A morpho-syntactic analysis of relational adjectives is provided in chapter 5 where I bring evidence for the denominal nature of relational adjectives (cf. Fábregas 2007 and Alexiadou & Stavrou to appear). I argue that the underlying nominal structure of relational adjectives is minimal on a par with Borer’s default structure that is underspecified for the mass-count distinction. Specifically, relational adjectives syntactically correspond to bare plurals/mass nouns in Romance but with a reduced structure. That is, in the absence of plural morphology and atomic reading, the NumberP is not realized in the structure of relational adjectives. Thus, as a default, all relational adjectives are interpreted as mass/underspecified nouns, but like bare nouns in Romance, they can be either arguments or modifiers. However, due to the different syntactic behaviour of Th- and Cl-adjectives, this chapter shows that they are amenable to different morpho-syntactic structures, i.e., Th-adjectives correspond to bare nouns arguments that are DPs in Romance while Cl-adjectives correspond to bare nouns which act as restrictive modifiers
Chapter 10 provides a novel perspective on the morpho-syntactic status of relational adjectives in Romance. The central idea of this part is that, on the basis of Bisetto & Scalise’s (2005) classification of compounds, relational adjectives in Romance correspond crosslinguistically to two types of compounding, i.e., Thematic adjectives to subordinate compounds while Classificatory adjectives to attributive ones.

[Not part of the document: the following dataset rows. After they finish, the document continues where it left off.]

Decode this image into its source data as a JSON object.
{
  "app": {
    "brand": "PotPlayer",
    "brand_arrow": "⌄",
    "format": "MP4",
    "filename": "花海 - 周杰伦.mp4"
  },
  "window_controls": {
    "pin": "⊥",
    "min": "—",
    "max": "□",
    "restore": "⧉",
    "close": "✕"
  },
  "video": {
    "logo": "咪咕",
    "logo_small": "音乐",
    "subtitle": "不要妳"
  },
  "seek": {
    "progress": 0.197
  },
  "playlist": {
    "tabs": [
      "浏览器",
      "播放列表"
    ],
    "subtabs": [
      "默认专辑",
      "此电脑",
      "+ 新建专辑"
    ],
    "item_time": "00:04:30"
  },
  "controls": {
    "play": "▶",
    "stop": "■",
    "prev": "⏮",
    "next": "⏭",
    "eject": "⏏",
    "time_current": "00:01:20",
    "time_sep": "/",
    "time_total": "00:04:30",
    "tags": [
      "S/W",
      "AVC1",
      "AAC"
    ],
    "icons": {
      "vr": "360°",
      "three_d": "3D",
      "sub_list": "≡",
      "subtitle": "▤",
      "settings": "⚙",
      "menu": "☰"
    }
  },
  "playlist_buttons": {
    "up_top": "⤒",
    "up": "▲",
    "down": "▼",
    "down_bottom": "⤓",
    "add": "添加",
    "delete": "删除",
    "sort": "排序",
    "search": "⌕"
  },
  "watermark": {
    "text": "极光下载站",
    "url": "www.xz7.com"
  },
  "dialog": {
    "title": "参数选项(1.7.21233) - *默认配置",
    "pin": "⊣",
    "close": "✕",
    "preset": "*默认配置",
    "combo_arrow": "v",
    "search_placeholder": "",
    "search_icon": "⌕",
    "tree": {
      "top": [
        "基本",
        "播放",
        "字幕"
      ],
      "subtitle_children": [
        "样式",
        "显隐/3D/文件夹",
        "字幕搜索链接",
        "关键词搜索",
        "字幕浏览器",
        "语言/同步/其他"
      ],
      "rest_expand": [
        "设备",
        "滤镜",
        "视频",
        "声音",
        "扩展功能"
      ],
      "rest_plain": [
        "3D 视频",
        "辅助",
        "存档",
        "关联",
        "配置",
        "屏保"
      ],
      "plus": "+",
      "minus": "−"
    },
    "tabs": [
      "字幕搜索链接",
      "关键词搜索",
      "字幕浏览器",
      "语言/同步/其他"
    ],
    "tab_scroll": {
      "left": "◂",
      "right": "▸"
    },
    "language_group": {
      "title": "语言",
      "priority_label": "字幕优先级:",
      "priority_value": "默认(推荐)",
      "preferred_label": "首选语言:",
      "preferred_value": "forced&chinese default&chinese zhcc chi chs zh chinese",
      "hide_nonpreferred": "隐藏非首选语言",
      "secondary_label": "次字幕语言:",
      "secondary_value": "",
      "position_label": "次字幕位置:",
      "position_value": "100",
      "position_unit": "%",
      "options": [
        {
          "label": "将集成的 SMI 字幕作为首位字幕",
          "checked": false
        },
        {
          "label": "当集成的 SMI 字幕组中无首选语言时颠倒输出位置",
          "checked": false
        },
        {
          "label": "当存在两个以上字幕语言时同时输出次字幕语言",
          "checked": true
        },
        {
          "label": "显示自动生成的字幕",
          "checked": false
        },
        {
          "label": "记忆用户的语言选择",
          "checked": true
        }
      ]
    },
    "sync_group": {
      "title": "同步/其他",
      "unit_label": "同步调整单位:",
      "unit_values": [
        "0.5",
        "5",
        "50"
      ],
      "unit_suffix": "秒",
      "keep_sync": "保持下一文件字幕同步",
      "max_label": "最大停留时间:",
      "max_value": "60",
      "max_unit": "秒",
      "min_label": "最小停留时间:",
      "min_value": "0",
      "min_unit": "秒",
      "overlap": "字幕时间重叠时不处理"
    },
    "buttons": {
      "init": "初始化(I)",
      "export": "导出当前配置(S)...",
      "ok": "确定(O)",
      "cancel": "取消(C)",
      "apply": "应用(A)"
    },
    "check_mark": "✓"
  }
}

In both Romance and English literature, relational adjectives have received special attention due to their apparently idiosyncratic behaviour, as both nouns and adjectives at the same time. Stepping away from the usual analyses that concentrates generally on their noun-like properties, this pioneer work explains their peculiar behaviour that has so far represented a challenge for current morphological theories. Mihaela Marchis Moreno takes an empirical approach to their distribution, and the syntactic and semantic conditions that govern their use. Drawing upon key findings from previous literature she proposes a new model of how relational adjectives work both cross-linguistically, and across the various interfaces of language.